Il Pontefice riceve in udienza nella Sala Clementina del Palazzo Apostolico circa 190 rappresentanti del Partito Popolare Europeo e li invita a mettere la relazione con le persone al centro del loro impegno: “Nell’era del trionfo del digitale, l’azione politica richiede un ritorno all’analogico”. Infine incoraggia ad avere come obiettivo il bene comune, affinché la politica possa diventare "la più alta forma di carità".
Leone XIV riceve in udienza i parlamentari del Partito Popolare Europeo (@Vatican Media)

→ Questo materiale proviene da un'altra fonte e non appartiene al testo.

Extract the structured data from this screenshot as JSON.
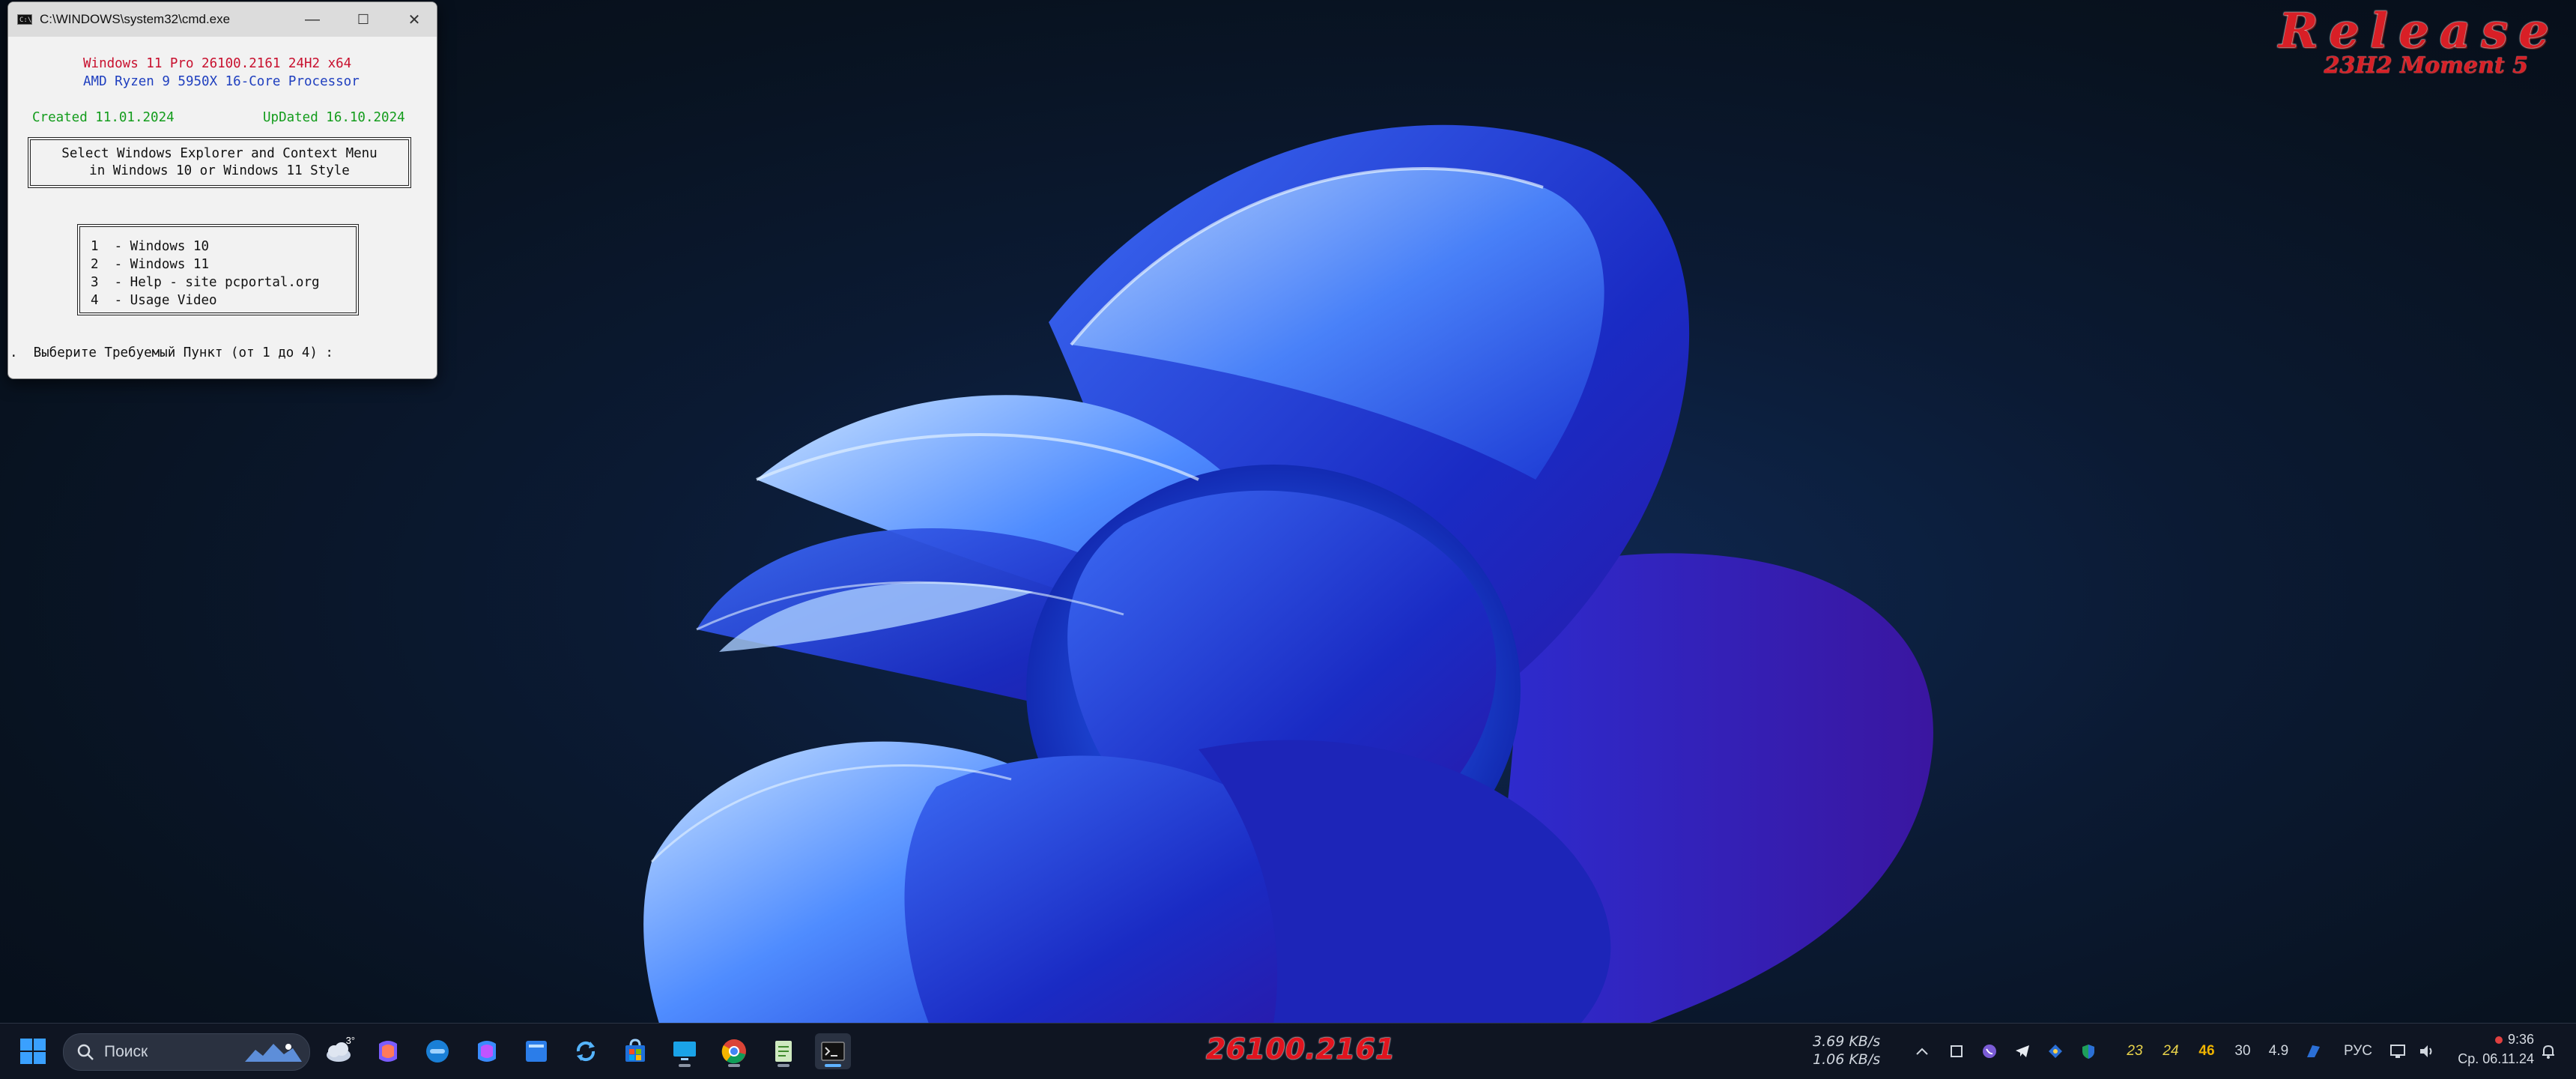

Di Daniele Piccini – Città del Vaticano da Vatican News del 25 aprile 2026

“L’unità è sempre superiore al conflitto”. Leone XIV cita questa “bella e semplice espressione” di Papa Francesco per ribadire la missione della politica, che se orientata al “bene comune” può rappresentare la “forma più alta di carità”. Lo fa ricevendo in udienza, questa mattina 25 aprile, nella Sala Clementina del Palazzo Apostolico, i 190 parlamentari del Partito Popolare Europeo (PPE). Cercare l’unità – questo il cuore del discorso del Papa – è un atteggiamento che consente di vedere negli altri la loro “profonda dignità” e di creare “qualcosa di nuovo e costruttivo”, andando “oltre la superficie del conflitto”, che evidenziando le “divergenze” porta all’”affermazione del potere” e “conduce infine alla distruzione”. 

L'ingresso di Leone XIV nella Sala Clementina.

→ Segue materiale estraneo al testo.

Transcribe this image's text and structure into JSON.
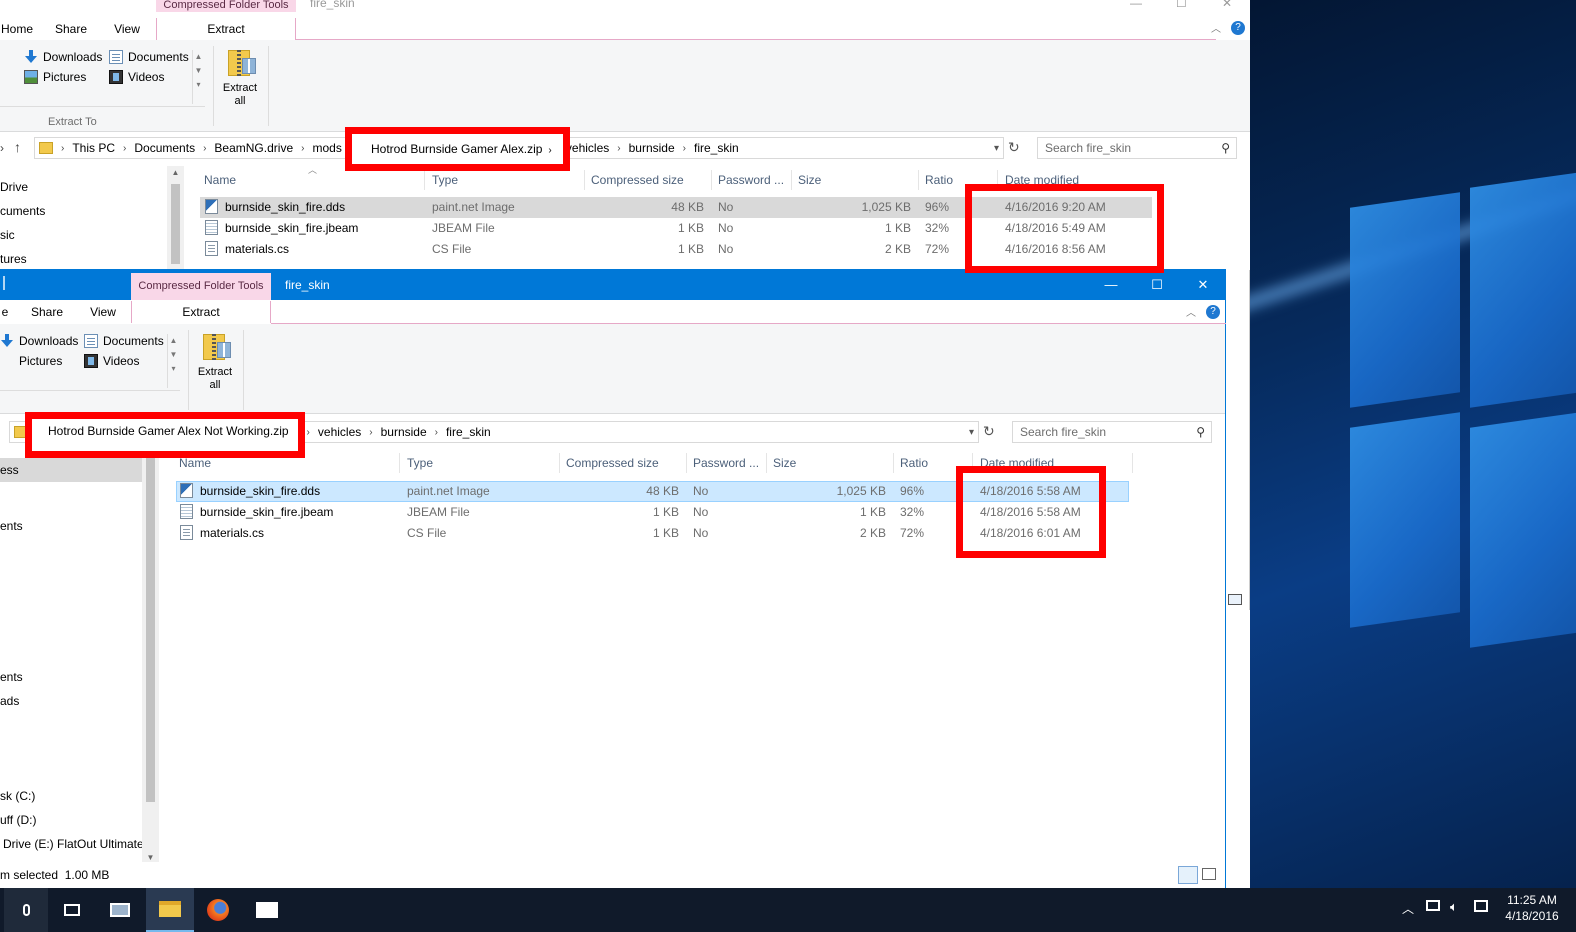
{
  "back_window": {
    "ctx_title": "Compressed Folder Tools",
    "window_title": "fire_skin",
    "tabs": [
      "Home",
      "Share",
      "View",
      "Extract"
    ],
    "quick_links": [
      "Downloads",
      "Documents",
      "Pictures",
      "Videos"
    ],
    "extract_to_label": "Extract To",
    "extract_all_label": "Extract\nall",
    "address": [
      "This PC",
      "Documents",
      "BeamNG.drive",
      "mods",
      "Hotrod Burnside Gamer Alex.zip",
      "vehicles",
      "burnside",
      "fire_skin"
    ],
    "search_placeholder": "Search fire_skin",
    "nav_items": [
      "Drive",
      "cuments",
      "sic",
      "tures"
    ],
    "columns": [
      "Name",
      "Type",
      "Compressed size",
      "Password ...",
      "Size",
      "Ratio",
      "Date modified"
    ],
    "files": [
      {
        "name": "burnside_skin_fire.dds",
        "type": "paint.net Image",
        "compressed": "48 KB",
        "password": "No",
        "size": "1,025 KB",
        "ratio": "96%",
        "date": "4/16/2016 9:20 AM",
        "icon": "dds-file-icon"
      },
      {
        "name": "burnside_skin_fire.jbeam",
        "type": "JBEAM File",
        "compressed": "1 KB",
        "password": "No",
        "size": "1 KB",
        "ratio": "32%",
        "date": "4/18/2016 5:49 AM",
        "icon": "jbeam-file-icon"
      },
      {
        "name": "materials.cs",
        "type": "CS File",
        "compressed": "1 KB",
        "password": "No",
        "size": "2 KB",
        "ratio": "72%",
        "date": "4/16/2016 8:56 AM",
        "icon": "cs-file-icon"
      }
    ]
  },
  "front_window": {
    "ctx_title": "Compressed Folder Tools",
    "window_title": "fire_skin",
    "tabs": [
      "e",
      "Share",
      "View",
      "Extract"
    ],
    "quick_links": [
      "Downloads",
      "Documents",
      "Pictures",
      "Videos"
    ],
    "extract_all_label": "Extract\nall",
    "address": [
      "Hotrod Burnside Gamer Alex Not Working.zip",
      "vehicles",
      "burnside",
      "fire_skin"
    ],
    "search_placeholder": "Search fire_skin",
    "nav_items": [
      "ess",
      "ents",
      "ents",
      "ads",
      "sk (C:)",
      "uff (D:)",
      "Drive (E:) FlatOut Ultimate"
    ],
    "columns": [
      "Name",
      "Type",
      "Compressed size",
      "Password ...",
      "Size",
      "Ratio",
      "Date modified"
    ],
    "files": [
      {
        "name": "burnside_skin_fire.dds",
        "type": "paint.net Image",
        "compressed": "48 KB",
        "password": "No",
        "size": "1,025 KB",
        "ratio": "96%",
        "date": "4/18/2016 5:58 AM",
        "icon": "dds-file-icon"
      },
      {
        "name": "burnside_skin_fire.jbeam",
        "type": "JBEAM File",
        "compressed": "1 KB",
        "password": "No",
        "size": "1 KB",
        "ratio": "32%",
        "date": "4/18/2016 5:58 AM",
        "icon": "jbeam-file-icon"
      },
      {
        "name": "materials.cs",
        "type": "CS File",
        "compressed": "1 KB",
        "password": "No",
        "size": "2 KB",
        "ratio": "72%",
        "date": "4/18/2016 6:01 AM",
        "icon": "cs-file-icon"
      }
    ],
    "status": "m selected  1.00 MB"
  },
  "taskbar": {
    "time": "11:25 AM",
    "date": "4/18/2016",
    "apps": [
      "microphone-icon",
      "task-view-icon",
      "network-app-icon",
      "file-explorer-icon",
      "firefox-icon",
      "mail-icon"
    ]
  },
  "colors": {
    "accent": "#0078d7",
    "highlight_red": "#ff0000",
    "selection": "#cce8ff",
    "ctx_tab": "#f9d7e8"
  }
}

L’ingresso di Leone XIV nella Sala Clementina.   (@VATICAN MEDIA)

L’Europa, un progetto fondato sull’unità

Il Pontefice, nel suo discorso pronunciato in lingua inglese, si è detto “lieto” di proseguire gli incontri con i rappresentanti del PPE, tenuti già dai suoi predecessori: San Giovanni Paolo II, Benedetto XIV e Papa Francesco, che nel giugno del 2023, non potendoli ricevere poiché ricoverato al Policlinico Gemelli per un intervento chirurgico, scrisse loro un messaggio.

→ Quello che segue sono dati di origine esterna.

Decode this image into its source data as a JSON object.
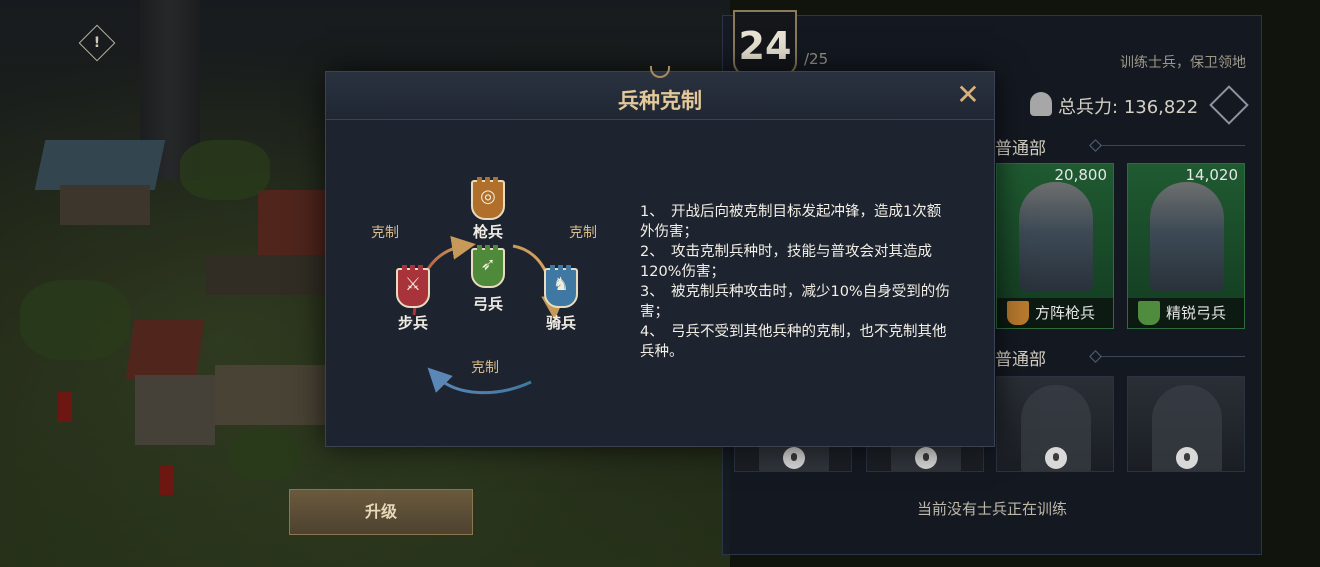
{
  "header": {
    "level": "24",
    "level_max": "/25",
    "motto": "训练士兵，保卫领地",
    "total_power_label": "总兵力:",
    "total_power_value": "136,822"
  },
  "sections": [
    {
      "title": "普通部"
    },
    {
      "title": "普通部"
    }
  ],
  "cards": [
    {
      "count": "20,800",
      "name": "方阵枪兵",
      "icon": "spearman-icon",
      "icon_color": "#b87a2e"
    },
    {
      "count": "14,020",
      "name": "精锐弓兵",
      "icon": "archer-icon",
      "icon_color": "#4f8c3e"
    }
  ],
  "locked_slots": 4,
  "idle_text": "当前没有士兵正在训练",
  "upgrade_label": "升级",
  "modal": {
    "title": "兵种克制",
    "close_icon": "close-icon",
    "units": {
      "spear": {
        "label": "枪兵",
        "color": "#b0702c",
        "icon": "spear-shield-icon"
      },
      "bow": {
        "label": "弓兵",
        "color": "#4e8a3a",
        "icon": "bow-shield-icon"
      },
      "cavalry": {
        "label": "骑兵",
        "color": "#3f78a2",
        "icon": "horse-shield-icon"
      },
      "infantry": {
        "label": "步兵",
        "color": "#a8333a",
        "icon": "swords-shield-icon"
      }
    },
    "counter_labels": [
      "克制",
      "克制",
      "克制"
    ],
    "rules": [
      "1、　开战后向被克制目标发起冲锋，造成1次额外伤害；",
      "2、　攻击克制兵种时，技能与普攻会对其造成120%伤害；",
      "3、　被克制兵种攻击时，减少10%自身受到的伤害；",
      "4、　弓兵不受到其他兵种的克制，也不克制其他兵种。"
    ]
  }
}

LEGGI IL DISCORSO INTEGRALE DI PAPA LEONE XIV AI PARLAMENTARI DEL PPE

Il PPE “trae la propria ispirazione politica”, come ha ricordato il Papa, dai “padri fondatori dell’Europa moderna”: Konrad Adenauer, primo cancelliere della Repubblica Federale Tedesca; Alcide De Gasperi, statista, fondatore in Italia della Democrazia Cristiana, e Robert Schuman, politico francese che, all’indomani della Seconda Guerra Mondiale, propose la creazione della Comunità Europea del Carbone e dell’Acciaio, considerato il primo embrione della futura Unione Europea. Il loro obiettivo era proprio l’unità, “promuovere una cooperazione capace di superare secoli di divisioni”.